Sabato, 8 Maggio 2021
La tragedia / Colombia

Bloccati a 17 metri di profondità: estratti i corpi senza vita degli 11 minatori

L'alluvione lo scorso 26 marzo in Colombia. Erano rimasti bloccati a 17 metri di profondità in una cava nel villaggio di El Bosque, a Neira

I soccorritori sono riusciti nella difficile impresa di raggiungere gli 11 minatori che erano rimasti bloccati a 17 metri di profondità in una cava nel villaggio di El Bosque, a Neira, in Colombia. Purtroppo la gioia per la conclusione delle operazioni di salvataggio è durata poco: i corpi ritrovati erano senza vita. L’odissea per i minatori è cominciata il 26 marzo, quando un’alluvione ha causato l’inondazione della miniera non autorizzata dove stavano lavorando. Venticinque giorni di disperazione, speranze e lavoro incessante. Poi alla fine la triste scoperta, forse annunciata. Il problema principale, oltre all’eventuale carenza di ossigeno, è stata ovviamente anche la mancanza di cibo. Una vera e propria corsa contro il tempo per l’operazione più lunga nella storia dei salvataggi minerari nel paese, resa ancora più difficile da una serie di circostanze non solo legate agli eventi meteorologici.

Le vittime 

Le agenzie di soccorso hanno dovuto superare diversi ostacoli: dalle infiltrazioni d'acqua, che di fatto hanno causato il disastro nella miniera, all’assenza di informazioni o tipografia della miniera stessa. Un problema legato al fatto che si trattava di uno sfruttamento non autorizzato. I più giovani tra le vittime avevano 22 anni: Jhon Edwin Gómez Mapura era sposato, è rimasto intrappolato insieme al fratello; Samuel David Tapasco stava lavorando da due settimane in quella miniera, aveva 4 fratelli e con quel lavoro aiutava sua mamma. La vittima più ‘anziana’ è Sandro Escarpeta García, 44 anni, che lascia moglie e due figli. Dall'inizio dell'anno gli incidenti in miniera hanno causato la morte di 46 persone nel Paese.

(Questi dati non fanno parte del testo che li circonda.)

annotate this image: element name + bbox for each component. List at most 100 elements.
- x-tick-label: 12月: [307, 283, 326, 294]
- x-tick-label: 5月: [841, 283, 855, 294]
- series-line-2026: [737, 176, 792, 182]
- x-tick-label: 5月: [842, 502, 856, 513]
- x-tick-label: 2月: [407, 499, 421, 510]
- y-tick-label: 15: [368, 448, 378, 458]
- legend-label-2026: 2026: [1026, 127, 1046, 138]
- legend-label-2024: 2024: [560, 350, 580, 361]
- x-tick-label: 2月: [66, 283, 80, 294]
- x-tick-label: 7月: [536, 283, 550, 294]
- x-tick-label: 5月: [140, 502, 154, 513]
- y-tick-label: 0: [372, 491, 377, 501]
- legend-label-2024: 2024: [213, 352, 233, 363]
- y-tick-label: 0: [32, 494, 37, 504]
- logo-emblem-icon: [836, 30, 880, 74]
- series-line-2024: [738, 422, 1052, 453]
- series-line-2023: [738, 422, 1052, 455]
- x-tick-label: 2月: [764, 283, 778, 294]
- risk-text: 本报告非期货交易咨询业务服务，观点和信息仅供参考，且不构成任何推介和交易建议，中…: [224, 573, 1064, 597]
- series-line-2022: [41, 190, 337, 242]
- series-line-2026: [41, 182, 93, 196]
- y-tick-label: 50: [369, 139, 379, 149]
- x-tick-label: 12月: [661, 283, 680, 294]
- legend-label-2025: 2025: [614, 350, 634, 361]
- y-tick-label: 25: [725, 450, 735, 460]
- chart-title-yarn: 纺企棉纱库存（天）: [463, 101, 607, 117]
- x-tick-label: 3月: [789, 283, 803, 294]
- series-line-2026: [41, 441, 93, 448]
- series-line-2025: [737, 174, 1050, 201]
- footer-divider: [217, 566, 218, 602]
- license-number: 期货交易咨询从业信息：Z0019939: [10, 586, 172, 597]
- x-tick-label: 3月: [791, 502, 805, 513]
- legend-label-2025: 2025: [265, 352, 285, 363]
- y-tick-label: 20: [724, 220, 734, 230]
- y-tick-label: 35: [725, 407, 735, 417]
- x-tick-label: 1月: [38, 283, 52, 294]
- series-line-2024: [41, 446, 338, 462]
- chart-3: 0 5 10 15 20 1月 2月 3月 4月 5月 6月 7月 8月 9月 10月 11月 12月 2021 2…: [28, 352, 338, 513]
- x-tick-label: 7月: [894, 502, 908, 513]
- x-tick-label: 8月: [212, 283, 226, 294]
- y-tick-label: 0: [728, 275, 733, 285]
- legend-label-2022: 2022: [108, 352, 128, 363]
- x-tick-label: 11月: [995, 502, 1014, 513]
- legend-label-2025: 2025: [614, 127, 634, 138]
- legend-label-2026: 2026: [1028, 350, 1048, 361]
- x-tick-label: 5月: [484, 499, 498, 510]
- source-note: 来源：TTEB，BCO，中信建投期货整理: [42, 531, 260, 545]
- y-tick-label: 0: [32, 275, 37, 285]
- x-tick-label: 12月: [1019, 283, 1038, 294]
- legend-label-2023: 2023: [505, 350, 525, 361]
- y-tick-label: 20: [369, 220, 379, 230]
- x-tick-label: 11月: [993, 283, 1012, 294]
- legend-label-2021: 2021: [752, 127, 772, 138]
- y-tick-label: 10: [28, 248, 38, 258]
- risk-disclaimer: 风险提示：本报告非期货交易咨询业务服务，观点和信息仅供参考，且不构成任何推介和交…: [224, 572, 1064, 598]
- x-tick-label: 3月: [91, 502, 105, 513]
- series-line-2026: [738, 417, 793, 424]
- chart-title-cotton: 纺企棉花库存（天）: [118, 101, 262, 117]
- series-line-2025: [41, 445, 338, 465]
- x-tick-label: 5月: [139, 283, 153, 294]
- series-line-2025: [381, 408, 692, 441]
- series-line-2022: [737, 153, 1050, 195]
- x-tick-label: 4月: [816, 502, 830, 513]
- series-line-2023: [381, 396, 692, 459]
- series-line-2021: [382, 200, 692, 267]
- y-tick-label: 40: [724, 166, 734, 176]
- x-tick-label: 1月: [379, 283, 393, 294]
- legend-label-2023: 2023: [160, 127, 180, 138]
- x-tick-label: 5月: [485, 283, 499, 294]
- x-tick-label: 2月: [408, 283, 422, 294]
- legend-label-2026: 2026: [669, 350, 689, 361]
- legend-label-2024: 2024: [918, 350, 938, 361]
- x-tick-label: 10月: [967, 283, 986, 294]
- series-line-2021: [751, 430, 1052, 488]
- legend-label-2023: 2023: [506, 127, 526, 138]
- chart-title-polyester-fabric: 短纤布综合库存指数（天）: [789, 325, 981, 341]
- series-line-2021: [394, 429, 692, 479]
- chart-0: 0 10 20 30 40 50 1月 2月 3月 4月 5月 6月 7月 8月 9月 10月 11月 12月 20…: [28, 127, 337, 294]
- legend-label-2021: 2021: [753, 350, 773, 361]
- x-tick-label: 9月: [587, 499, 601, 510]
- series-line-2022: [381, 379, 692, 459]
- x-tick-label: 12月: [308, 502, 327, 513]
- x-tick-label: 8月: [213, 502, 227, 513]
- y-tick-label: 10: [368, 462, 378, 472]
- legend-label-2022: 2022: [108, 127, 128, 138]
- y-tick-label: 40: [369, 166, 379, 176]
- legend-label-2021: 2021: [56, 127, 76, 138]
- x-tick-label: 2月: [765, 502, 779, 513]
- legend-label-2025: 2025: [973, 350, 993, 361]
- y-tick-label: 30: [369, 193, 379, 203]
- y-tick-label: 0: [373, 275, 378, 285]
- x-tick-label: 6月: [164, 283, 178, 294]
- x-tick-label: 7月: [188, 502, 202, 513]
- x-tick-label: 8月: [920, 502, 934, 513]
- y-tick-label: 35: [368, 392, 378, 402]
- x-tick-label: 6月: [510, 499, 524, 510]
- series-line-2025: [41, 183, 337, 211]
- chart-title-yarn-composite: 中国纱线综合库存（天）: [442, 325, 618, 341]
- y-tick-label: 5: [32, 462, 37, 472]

Il business delle miniere illegali

Le miniere illegali sono, insieme alla droga, una delle fonti di finanziamento per i gruppi armati che si combattono nel Paese. Si calcola che in una giornata in miniera i minatori possano guadagnare quanto in una settimana in una fattoria. Da qui la spinta ad accettare un lavoro, anche se estremamente pericoloso, come quello in una miniera da scavare a ridosso di un fiume e senza planimetrie. L'incidente è avvenuto venerdì 26 marzo. Alle tre del pomeriggio di quello stesso giorno le agenzie di salvataggio hanno ricevuto l'allerta dell'incidente.

L'allarme e i soccorsi 

A lanciarlo sono state altre due persone che stavano lavorando in miniera, ma con diverse mansioni: una che lavorava all'esterno con l’incarico di calare e sollevare le persone con una sorta di carrucola e un’altra che era nel tunnel e quindi ha visto tutto, ma che è riuscita ad arrampicarsi fino a raggiungere la carrucola. Da lì è stato un lavoro ininterrotto di ingegneri, tecnici, medici, minatori della zona, con il coinvolgimento dei governi di Caldas e Risaralda, dei comuni di Neira e Quinchía, dei vigili del fuoco, della protezione civile e della squadra di sicurezza e soccorso dell'Agenzia nazionale mineraria nella zona di emergenza. Durante l'emergenza è stato necessario installare un Posto di Comando Unificato che ha dovuto fronteggiare in quei giorni anche le piene improvvise del fiume e le condizioni climatiche che rendevano difficoltosa la ricerca, poi anche guasti meccanici di alcune apparecchiature.